Wick believes that increased use of AI tools like ChatGPT for language learning is a net positive for specialized AI language learning products, as it familiarizes users with the concept and encourages them to seek more effective, specialized solutions if they are serious about achieving fluency [00:40:35].
The Future of AI in Education
Wick identifies three major sectors for AI in education:
- Schools: Traditional learning environments [00:50:18].
- Businesses and Professional Skills: Opportunities for certification, assessment, and skill development for companies [00:50:27]. Speak is building an enterprise version for companies like Samsung and SK to offer English learning to employees [00:48:21]. This also extends to areas like public speaking [00:48:53].
- Personal Learning: A “massive” and often “invisible” sector, encompassing daily activities like reading books, listening to podcasts, watching videos, and reading articles. This represents a desire to know more and become a better version of oneself [00:50:37].
Wick envisions personal learning in 10-15 years as highly individualized, with AI systems possessing long-term memory, understanding user interests and personality, and proactively providing relevant information [00:52:05], similar to the concept in the sci-fi novel Diamond Age [00:27:06]. He predicts a future with both wide, casual platforms (like a more intelligent ChatGPT) and specialized, premium solutions [00:52:51].

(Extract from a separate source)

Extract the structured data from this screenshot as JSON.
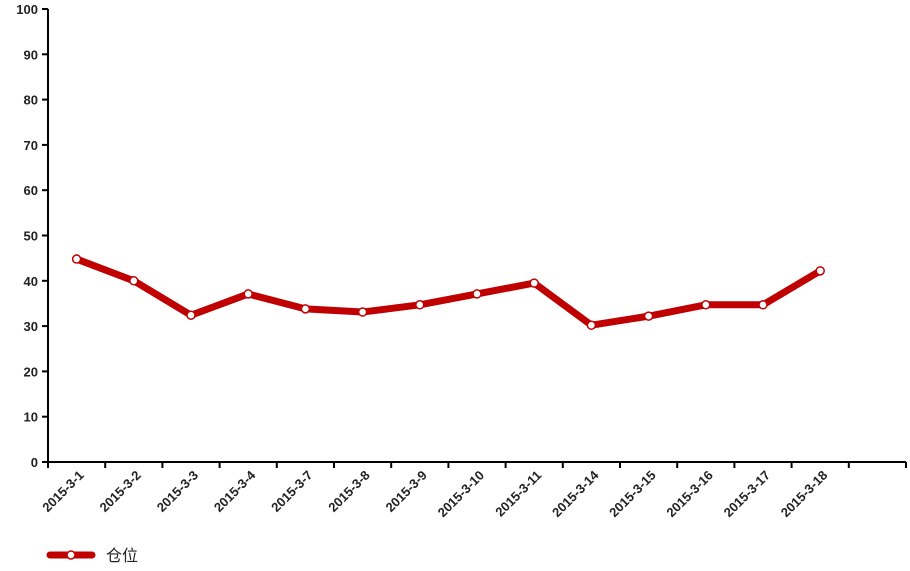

Connor is confident that AI in education will be one of the most significant and exciting areas of change and disruption [00:53:57]. Unlike past software trends that merely digitized existing educational methods (e.g., digital quizzes instead of paper, digital flashcards), AI has the potential to fundamentally alter the quality and efficacy of learning, akin to how Socrates taught Alexander the Great [00:54:18].
Timeline and Challenges
While people may be “overhyped” about short-term changes, significant shifts are expected in a decade [00:55:31]. Wick expresses concern that over-obsession with the Transformer architecture might lead to a “local maximum” in research, potentially hindering exploration of other crucial AI advancements [00:56:00].
For subjects other than language learning, the “delta of advocacy” (the improvement needed over existing solutions) is higher, meaning it will take longer for AI to make a profound impact [00:56:49]. Language learning is uniquely poised for AI disruption because traditional classroom models (e.g., 1 teacher to 30 students) are less effective for speaking practice, whereas AI can offer a one-on-one “teacher” [00:56:54].
Even without further AI progress, significant improvements in educational experiences can be built on current technology, but it will take time [00:57:41]. The primary challenge in these areas is often not technological, but rather about building a genuinely good product and finding the right market [00:59:12].